Q: What percentage of companies achieve high-quality climate disclosures? A: Consistently, research shows that approximately 20-25% of large-cap companies produce disclosures rated as comprehensive and decision-useful. CDP's 2024 cycle awarded A grades to roughly 2% of respondents, while KPMG's analysis suggests fewer than 35% of early CSRD filers met full compliance requirements. Quality varies significantly by sector, geography, and company size.

Q: Is third-party assurance required for climate disclosures? A: Under CSRD, limited assurance is required starting with fiscal year 2024 reports, escalating to reasonable assurance by 2028. ISSB standards encourage but do not mandate assurance. In practice, 73% of the world's 250 largest companies already obtain some sustainability assurance voluntarily. The trend toward mandatory assurance is accelerating globally.
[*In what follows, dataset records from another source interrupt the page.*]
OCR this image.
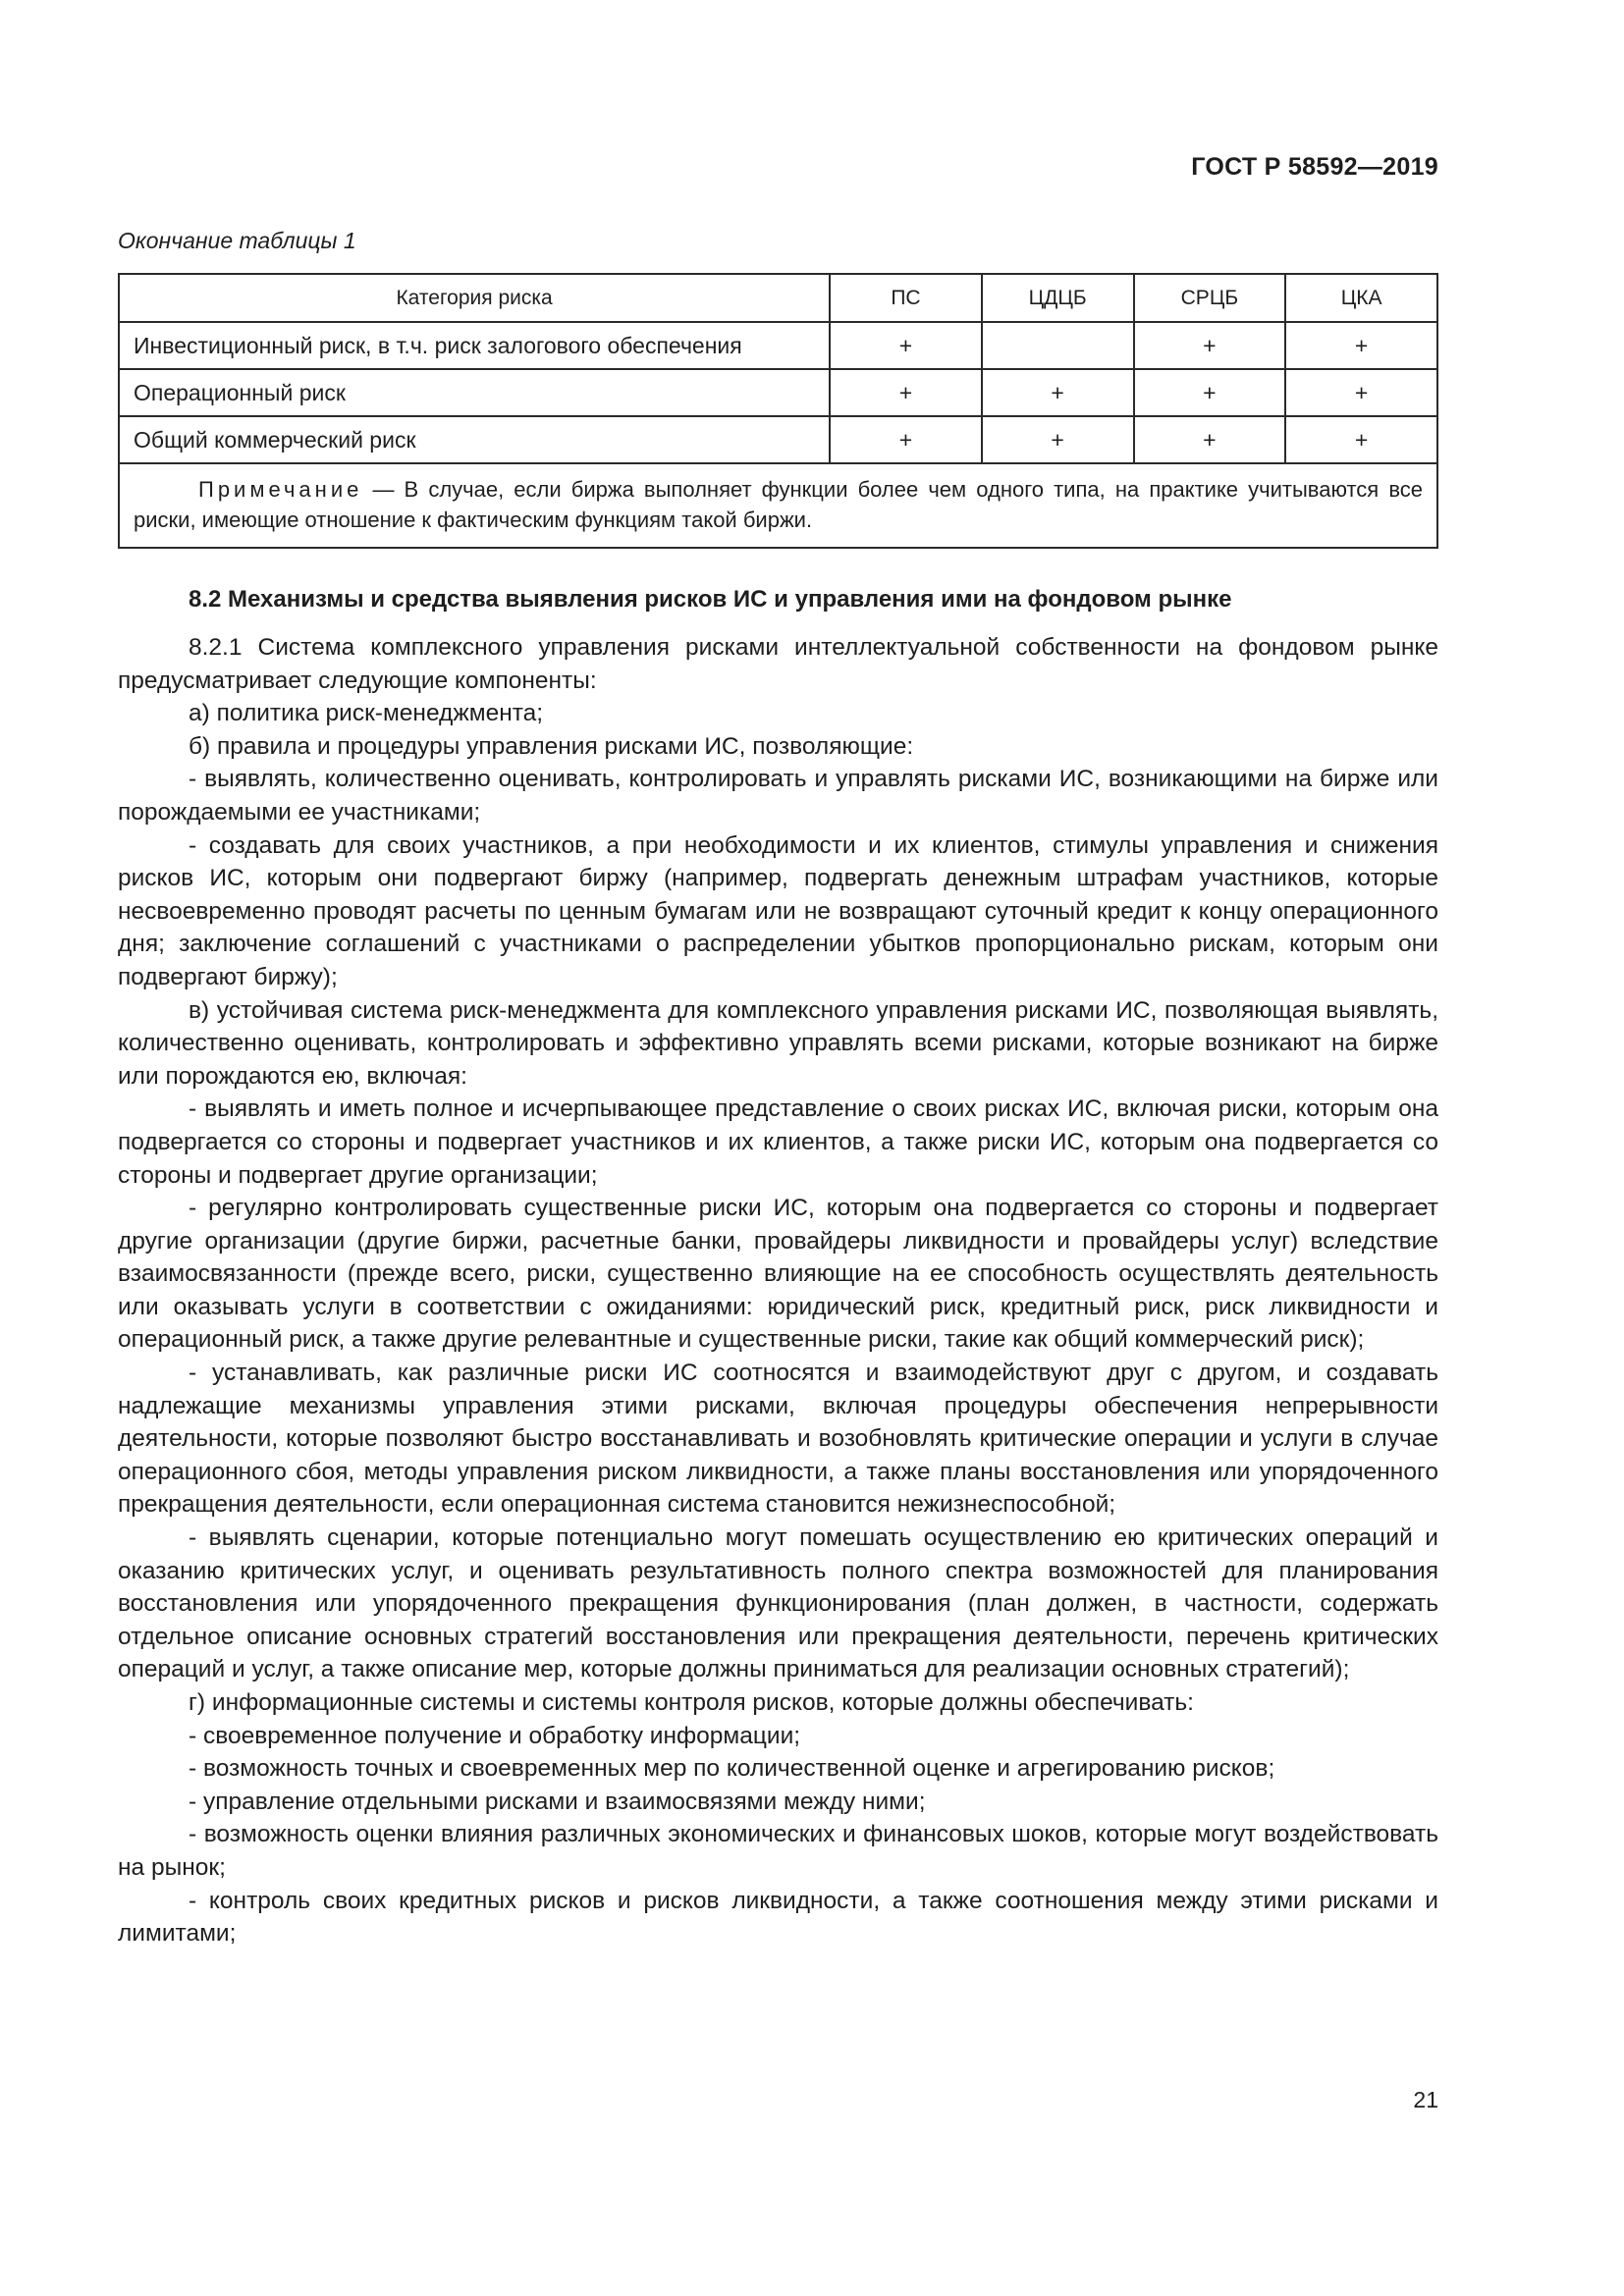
ГОСТ Р 58592—2019
Окончание таблицы 1
Категория риска	ПС	ЦДЦБ	СРЦБ	ЦКА
Инвестиционный риск, в т.ч. риск залогового обеспечения	+		+	+
Операционный риск	+	+	+	+
Общий коммерческий риск	+	+	+	+
Примечание — В случае, если биржа выполняет функции более чем одного типа, на практике учитываются все риски, имеющие отношение к фактическим функциям такой биржи.				
8.2 Механизмы и средства выявления рисков ИС и управления ими на фондовом рынке

8.2.1 Система комплексного управления рисками интеллектуальной собственности на фондовом рынке предусматривает следующие компоненты:

а) политика риск-менеджмента;

б) правила и процедуры управления рисками ИС, позволяющие:

- выявлять, количественно оценивать, контролировать и управлять рисками ИС, возникающими на бирже или порождаемыми ее участниками;

- создавать для своих участников, а при необходимости и их клиентов, стимулы управления и снижения рисков ИС, которым они подвергают биржу (например, подвергать денежным штрафам участников, которые несвоевременно проводят расчеты по ценным бумагам или не возвращают суточный кредит к концу операционного дня; заключение соглашений с участниками о распределении убытков пропорционально рискам, которым они подвергают биржу);

в) устойчивая система риск-менеджмента для комплексного управления рисками ИС, позволяющая выявлять, количественно оценивать, контролировать и эффективно управлять всеми рисками, которые возникают на бирже или порождаются ею, включая:

- выявлять и иметь полное и исчерпывающее представление о своих рисках ИС, включая риски, которым она подвергается со стороны и подвергает участников и их клиентов, а также риски ИС, которым она подвергается со стороны и подвергает другие организации;

- регулярно контролировать существенные риски ИС, которым она подвергается со стороны и подвергает другие организации (другие биржи, расчетные банки, провайдеры ликвидности и провайдеры услуг) вследствие взаимосвязанности (прежде всего, риски, существенно влияющие на ее способность осуществлять деятельность или оказывать услуги в соответствии с ожиданиями: юридический риск, кредитный риск, риск ликвидности и операционный риск, а также другие релевантные и существенные риски, такие как общий коммерческий риск);

- устанавливать, как различные риски ИС соотносятся и взаимодействуют друг с другом, и создавать надлежащие механизмы управления этими рисками, включая процедуры обеспечения непрерывности деятельности, которые позволяют быстро восстанавливать и возобновлять критические операции и услуги в случае операционного сбоя, методы управления риском ликвидности, а также планы восстановления или упорядоченного прекращения деятельности, если операционная система становится нежизнеспособной;

- выявлять сценарии, которые потенциально могут помешать осуществлению ею критических операций и оказанию критических услуг, и оценивать результативность полного спектра возможностей для планирования восстановления или упорядоченного прекращения функционирования (план должен, в частности, содержать отдельное описание основных стратегий восстановления или прекращения деятельности, перечень критических операций и услуг, а также описание мер, которые должны приниматься для реализации основных стратегий);

г) информационные системы и системы контроля рисков, которые должны обеспечивать:

- своевременное получение и обработку информации;

- возможность точных и своевременных мер по количественной оценке и агрегированию рисков;

- управление отдельными рисками и взаимосвязями между ними;

- возможность оценки влияния различных экономических и финансовых шоков, которые могут воздействовать на рынок;

- контроль своих кредитных рисков и рисков ликвидности, а также соотношения между этими рисками и лимитами;

21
Q: How should investors use disclosure quality benchmarks? A: Disclosure quality serves as both a direct signal and a proxy indicator. High-quality disclosure directly enables better risk assessment by providing actionable data. It also serves as a proxy for management quality, since companies that invest in rigorous climate reporting tend to have stronger governance and more credible transition plans. However, investors should avoid equating disclosure quality with climate performance, as a company can produce excellent reports while maintaining a carbon-intensive business model.